Читаем Шаляпин полностью

Ну как не защемить сердцу, не Народного артиста Республики, нет, а заслуженного артиста императорских театров, солиста его величества?!! Ну и посылает солист его величества тысяч этак пять франков для раздачи этим безработным… Почему мы молчим? Почему не положить предел издевательству и наглости над всем СССР этого „СВИТЫ ЕГО ВЕЛИЧЕСТВА НАРОДНОГО АРТИСТА РЕСПУБЛИКИ“?»

Через день, 2 июня 1927 года, «Комсомольская правда» публикует большое стихотворение В. Маяковского «Господин „народный артист“». Поэт заявляет:

И песня,                 и стих —                          это бомба и знамя,
голос певца                    подымает класс,и тот,             кто сегодня                                поет не с нами,
тот —              против нас.

Стихотворение заканчивается призывом:

С барина                   с белого
                                сорвите, наркомпросцы,народного артиста                              красный венок!

У Маяковского свои счеты с русской эмиграцией. Изгнанники считают поэта «любимцем Совнаркома», вдохновенным воспевателем черных дел чекистов, казней, пыток, репрессий. В парижских «Последних новостях» — самой популярной эмигрантской газете — Дон Аминадо рисует уничижительный портрет Маяковского — «дюжего мясникообразного профессионала», «совершеннейшего маньяка, жрущего по неисчислимым добавочным пайкам, требующего себе прижизненного монумента на Красной площади… прокладывающего пути от прохвоста к сверхчеловеку».

Шаляпин — удобная мишень для политического самоутверждения, и Маяковский намеренно придает инциденту политический масштаб: он не шутил, когда писал о своем желании «приравнять перо к штыку». Со страниц советских изданий на Шаляпина выливаются ушаты грязи. Аргументы — в стиле времени. Передовая статья журнала «Жизнь искусства» называлась «Кто — за и кто — против»:

«Мы знаем, кто эти „русские безработные“, при виде которых Шаляпин почувствовал благотворительный зуд: это выброшенные за советский рубеж злобные ненавистники рабочих и крестьян… — это сотрудники лондонских, пекинских и шанхайских взломщиков и душителей революции… И в переживаемый нами серьезнейший и напряженнейший политический момент мы вправе поинтересоваться: кто с Шаляпиным, то есть с чемберленовской Англией, и кто с нами, то есть с пролетарской революцией?»

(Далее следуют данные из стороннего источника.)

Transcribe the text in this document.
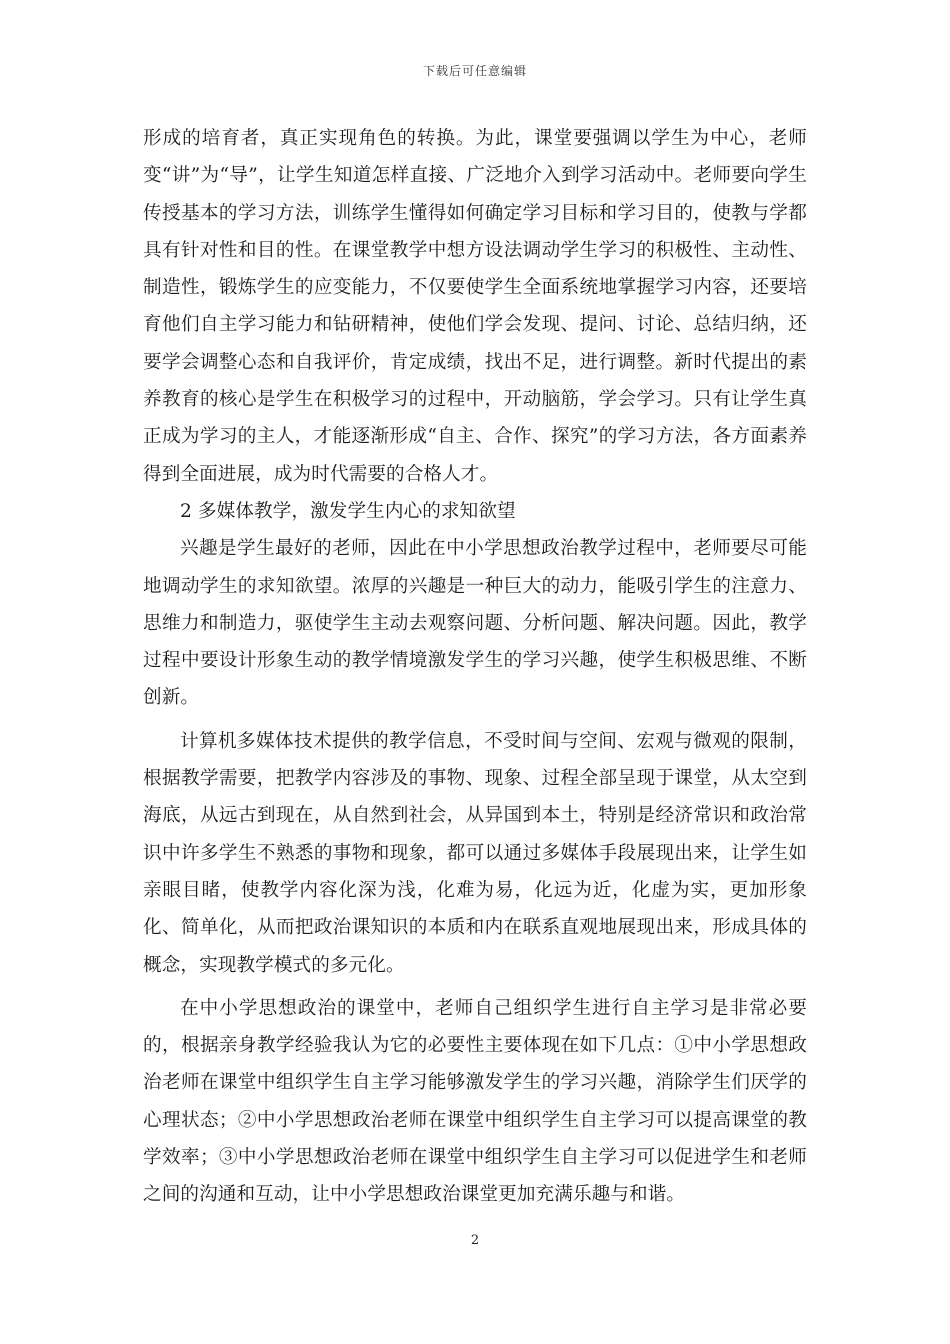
下载后可任意编辑

形成的培育者，真正实现角色的转换。为此，课堂要强调以学生为中心，老师变“讲”为“导”，让学生知道怎样直接、广泛地介入到学习活动中。老师要向学生传授基本的学习方法，训练学生懂得如何确定学习目标和学习目的，使教与学都具有针对性和目的性。在课堂教学中想方设法调动学生学习的积极性、主动性、制造性，锻炼学生的应变能力，不仅要使学生全面系统地掌握学习内容，还要培育他们自主学习能力和钻研精神，使他们学会发现、提问、讨论、总结归纳，还要学会调整心态和自我评价，肯定成绩，找出不足，进行调整。新时代提出的素养教育的核心是学生在积极学习的过程中，开动脑筋，学会学习。只有让学生真正成为学习的主人，才能逐渐形成“自主、合作、探究”的学习方法，各方面素养得到全面进展，成为时代需要的合格人才。

2 多媒体教学，激发学生内心的求知欲望

兴趣是学生最好的老师，因此在中小学思想政治教学过程中，老师要尽可能地调动学生的求知欲望。浓厚的兴趣是一种巨大的动力，能吸引学生的注意力、思维力和制造力，驱使学生主动去观察问题、分析问题、解决问题。因此，教学过程中要设计形象生动的教学情境激发学生的学习兴趣，使学生积极思维、不断创新。

计算机多媒体技术提供的教学信息，不受时间与空间、宏观与微观的限制，根据教学需要，把教学内容涉及的事物、现象、过程全部呈现于课堂，从太空到海底，从远古到现在，从自然到社会，从异国到本土，特别是经济常识和政治常识中许多学生不熟悉的事物和现象，都可以通过多媒体手段展现出来，让学生如亲眼目睹，使教学内容化深为浅，化难为易，化远为近，化虚为实，更加形象化、简单化，从而把政治课知识的本质和内在联系直观地展现出来，形成具体的概念，实现教学模式的多元化。

在中小学思想政治的课堂中，老师自己组织学生进行自主学习是非常必要的，根据亲身教学经验我认为它的必要性主要体现在如下几点：①中小学思想政治老师在课堂中组织学生自主学习能够激发学生的学习兴趣，消除学生们厌学的心理状态；②中小学思想政治老师在课堂中组织学生自主学习可以提高课堂的教学效率；③中小学思想政治老师在课堂中组织学生自主学习可以促进学生和老师之间的沟通和互动，让中小学思想政治课堂更加充满乐趣与和谐。

2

Как когда-то в 1911 году, после истории «с коленопреклонением», Шаляпин оклеветан и оболган. Газетная травля больно травмировала артиста — ведь он дорожил своей репутацией на родине. Теперь на вопрос газеты «Возрождение», что он будет делать, если с него снимут звание, певец отвечал: «Ну что же, я после этого — перестану быть Шаляпиным или стану антинародным артистом? — я, который вышел из гущи народной, — всегда пел для народа. В особенности же теперь, после того, как я уже 37 лет на сцене и исколесил земной шар, я хочу взять на себя смелость и проявить, быть может, нескромность, сказав, что я не просто народный, я всенародный артист».

Горький счел это заявление певца ошибкой. «А с газетчиками ты напрасно разговариваешь. Звание же „народного артиста“, данное тебе Совнаркомом, только Совнаркомом и может быть аннулировано, чего он не сделал, да, разумеется, и не сделает», — уверенно писал он из Сорренто Шаляпину 29 июня 1927 года. Но Алексей Максимович заблуждался. Он не знал, что вопрос лишения Шаляпина звания обсуждался 22 августа в высшей инстанции — на заседании Политбюро ЦК ВКП(б) и по его прямому указанию 24 августа 1927 года Совет народных комиссаров РСФСР принял постановление о лишении Шаляпина звания народного артиста.

Путаной и невнятной была позиция А. В. Луначарского: ему выпала неблагодарная обязанность комментировать постановление Совнаркома. Луначарский отметал политические причины, утверждал, «что единственным… мотивом лишения Шаляпина звания… явилось упорное нежелание его приехать хотя бы ненадолго(курсив наш. — В. Д.) на родину и художественно обслужить тот самый народ, чьим артистом он был провозглашен…». Вероятнее всего, нарком просвещения сам не совсем уверен в насущной необходимости приезда певца в СССР.

Драматизм создавшейся ситуации переживал не один Шаляпин. А. Н. Бенуа писал М. Горькому: «Мы здесь застряли, и это немудрено. С необходимостью мне здесь остаться согласился и Анатолий Васильевич в той беседе, которую я имел с ним… Он даже прямо советовал оставаться до тех пор, пока у нас там чисто материальные условия существования не восстановятся до степени известной „нормальности“».